Thursday, 17 December 2009

Hunger (Steve McQueen, 2008)

The fourth film about the IRA activist Bobby Sands, who died a political martyr through his 1981 hunger strike in the Maze prison, does away with any preambles as to what he was culpable of and concentrates solely on his final protest. In this way, the director McQueen is effectively electing to avoid becoming embroiled in the background facts of Sands's individual case and letting the human aspects of brutal incarceration and blindly unshakeable determination come across instead, unimpeded by the baggage of terrorism. Some would see this as a tacit condonement of the republican cause, and certainly juxtaposing Sands's pitifully wasted body with the voice of Margaret Thatcher condemning the strike gives the latter a heartlessly inhuman air.
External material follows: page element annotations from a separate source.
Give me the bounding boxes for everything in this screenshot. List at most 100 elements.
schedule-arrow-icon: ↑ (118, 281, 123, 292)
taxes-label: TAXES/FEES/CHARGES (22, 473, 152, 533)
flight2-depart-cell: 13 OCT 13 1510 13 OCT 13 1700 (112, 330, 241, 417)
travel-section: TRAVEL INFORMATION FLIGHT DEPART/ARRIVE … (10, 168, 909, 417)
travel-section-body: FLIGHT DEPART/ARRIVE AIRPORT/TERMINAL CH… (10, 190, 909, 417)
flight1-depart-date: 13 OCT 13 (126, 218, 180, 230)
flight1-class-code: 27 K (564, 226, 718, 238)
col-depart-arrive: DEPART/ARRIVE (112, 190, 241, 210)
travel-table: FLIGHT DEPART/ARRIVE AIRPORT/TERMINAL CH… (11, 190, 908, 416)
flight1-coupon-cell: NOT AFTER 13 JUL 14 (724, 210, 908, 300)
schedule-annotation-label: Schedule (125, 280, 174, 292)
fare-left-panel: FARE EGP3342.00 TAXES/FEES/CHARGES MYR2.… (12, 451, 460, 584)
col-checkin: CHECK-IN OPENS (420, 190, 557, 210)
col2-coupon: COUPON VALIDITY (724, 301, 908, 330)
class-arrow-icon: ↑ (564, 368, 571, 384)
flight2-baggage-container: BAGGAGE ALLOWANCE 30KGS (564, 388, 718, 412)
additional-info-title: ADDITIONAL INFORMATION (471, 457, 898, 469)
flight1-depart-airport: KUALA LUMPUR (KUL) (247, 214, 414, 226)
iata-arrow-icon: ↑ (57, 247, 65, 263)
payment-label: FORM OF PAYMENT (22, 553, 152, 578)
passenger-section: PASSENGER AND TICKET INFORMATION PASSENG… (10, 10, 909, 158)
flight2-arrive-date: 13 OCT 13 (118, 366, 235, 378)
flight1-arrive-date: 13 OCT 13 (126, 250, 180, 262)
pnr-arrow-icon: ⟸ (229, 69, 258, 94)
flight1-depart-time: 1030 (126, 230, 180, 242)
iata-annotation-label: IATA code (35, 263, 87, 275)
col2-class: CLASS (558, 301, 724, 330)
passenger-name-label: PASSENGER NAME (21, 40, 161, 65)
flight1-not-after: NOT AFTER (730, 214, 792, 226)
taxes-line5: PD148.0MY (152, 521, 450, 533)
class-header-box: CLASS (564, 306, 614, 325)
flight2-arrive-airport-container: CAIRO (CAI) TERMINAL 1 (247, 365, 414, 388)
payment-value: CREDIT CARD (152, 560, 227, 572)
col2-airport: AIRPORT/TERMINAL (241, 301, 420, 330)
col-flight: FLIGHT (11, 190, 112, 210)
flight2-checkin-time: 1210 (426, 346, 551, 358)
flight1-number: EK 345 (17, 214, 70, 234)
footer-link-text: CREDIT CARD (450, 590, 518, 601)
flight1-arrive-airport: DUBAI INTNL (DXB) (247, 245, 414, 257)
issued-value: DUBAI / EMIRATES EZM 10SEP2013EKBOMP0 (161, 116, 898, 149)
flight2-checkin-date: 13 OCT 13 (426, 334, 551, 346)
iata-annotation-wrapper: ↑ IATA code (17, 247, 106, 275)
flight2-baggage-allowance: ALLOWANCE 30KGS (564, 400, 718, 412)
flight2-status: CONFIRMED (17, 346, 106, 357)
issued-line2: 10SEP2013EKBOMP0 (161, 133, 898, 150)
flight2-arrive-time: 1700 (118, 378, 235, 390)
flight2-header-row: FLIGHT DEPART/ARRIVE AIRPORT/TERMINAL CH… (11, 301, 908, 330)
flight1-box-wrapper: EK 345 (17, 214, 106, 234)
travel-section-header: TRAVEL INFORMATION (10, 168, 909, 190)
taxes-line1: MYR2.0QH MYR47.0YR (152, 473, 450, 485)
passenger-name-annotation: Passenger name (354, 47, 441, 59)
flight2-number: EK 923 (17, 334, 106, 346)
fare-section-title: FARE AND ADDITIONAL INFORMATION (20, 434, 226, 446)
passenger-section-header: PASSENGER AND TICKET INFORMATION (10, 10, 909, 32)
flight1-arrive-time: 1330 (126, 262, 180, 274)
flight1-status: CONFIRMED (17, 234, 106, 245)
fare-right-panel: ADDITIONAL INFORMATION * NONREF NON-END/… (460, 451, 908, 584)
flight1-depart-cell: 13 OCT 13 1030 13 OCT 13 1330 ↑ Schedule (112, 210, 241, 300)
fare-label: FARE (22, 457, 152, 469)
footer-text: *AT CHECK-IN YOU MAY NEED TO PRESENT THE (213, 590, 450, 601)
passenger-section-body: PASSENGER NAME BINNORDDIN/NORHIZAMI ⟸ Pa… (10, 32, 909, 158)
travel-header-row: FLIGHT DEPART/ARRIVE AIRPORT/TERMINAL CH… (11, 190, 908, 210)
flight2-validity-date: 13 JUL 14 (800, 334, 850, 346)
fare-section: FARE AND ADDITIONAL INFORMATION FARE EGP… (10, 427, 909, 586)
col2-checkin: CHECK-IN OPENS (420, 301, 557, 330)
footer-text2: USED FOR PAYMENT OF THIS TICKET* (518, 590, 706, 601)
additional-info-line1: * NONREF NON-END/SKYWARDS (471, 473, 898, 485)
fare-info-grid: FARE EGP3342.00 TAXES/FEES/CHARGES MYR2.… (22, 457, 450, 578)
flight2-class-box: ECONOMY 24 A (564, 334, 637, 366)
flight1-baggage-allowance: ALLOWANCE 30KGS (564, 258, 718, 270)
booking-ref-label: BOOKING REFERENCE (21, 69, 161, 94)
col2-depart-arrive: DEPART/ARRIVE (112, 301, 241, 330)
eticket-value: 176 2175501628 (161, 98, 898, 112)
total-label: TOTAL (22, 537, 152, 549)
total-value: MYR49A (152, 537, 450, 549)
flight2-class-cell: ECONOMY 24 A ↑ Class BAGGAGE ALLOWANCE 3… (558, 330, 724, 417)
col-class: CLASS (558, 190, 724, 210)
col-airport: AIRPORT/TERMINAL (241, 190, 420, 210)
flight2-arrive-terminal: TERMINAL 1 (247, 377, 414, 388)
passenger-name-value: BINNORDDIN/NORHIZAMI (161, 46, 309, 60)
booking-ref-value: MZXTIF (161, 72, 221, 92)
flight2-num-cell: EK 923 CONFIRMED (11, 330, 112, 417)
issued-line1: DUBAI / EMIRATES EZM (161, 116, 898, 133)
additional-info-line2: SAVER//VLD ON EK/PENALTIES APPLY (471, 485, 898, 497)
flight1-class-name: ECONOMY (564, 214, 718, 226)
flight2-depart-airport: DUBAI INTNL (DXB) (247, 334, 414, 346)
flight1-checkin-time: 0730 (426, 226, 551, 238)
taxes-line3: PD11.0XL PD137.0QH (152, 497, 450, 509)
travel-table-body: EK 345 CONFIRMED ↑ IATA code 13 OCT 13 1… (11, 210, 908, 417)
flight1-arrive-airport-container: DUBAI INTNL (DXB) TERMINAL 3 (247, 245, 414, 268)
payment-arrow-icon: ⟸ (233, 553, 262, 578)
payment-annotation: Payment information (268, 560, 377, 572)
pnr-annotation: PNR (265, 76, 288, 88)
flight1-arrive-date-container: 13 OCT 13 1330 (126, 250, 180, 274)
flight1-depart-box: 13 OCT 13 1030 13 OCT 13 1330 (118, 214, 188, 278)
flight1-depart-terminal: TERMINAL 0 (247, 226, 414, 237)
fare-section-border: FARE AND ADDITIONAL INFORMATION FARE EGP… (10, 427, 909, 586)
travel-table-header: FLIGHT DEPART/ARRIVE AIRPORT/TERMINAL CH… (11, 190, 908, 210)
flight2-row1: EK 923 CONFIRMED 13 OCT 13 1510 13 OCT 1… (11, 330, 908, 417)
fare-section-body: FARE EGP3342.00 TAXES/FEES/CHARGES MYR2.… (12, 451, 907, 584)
But the contrast intended is not so much between the IRA and the British state, rather than between fragile humanity and impersonal government: McQueen's film is not an outright espousal of Sands's cause, as the opinions voiced by the prison priest in the bravura 17-minute one-take scene in the middle of the film make clear.
The dialogue in that scene in particular is constructed with a fierce intelligence and depth and gives the film its purpose. Added to that is McQueen's interest, as a visual artist, in the arrestingly powerful image, which makes the whole a hybrid of sorts between cinematic narrative and video installation art. To its great credit, it never loses itself in the experimental ground between the two.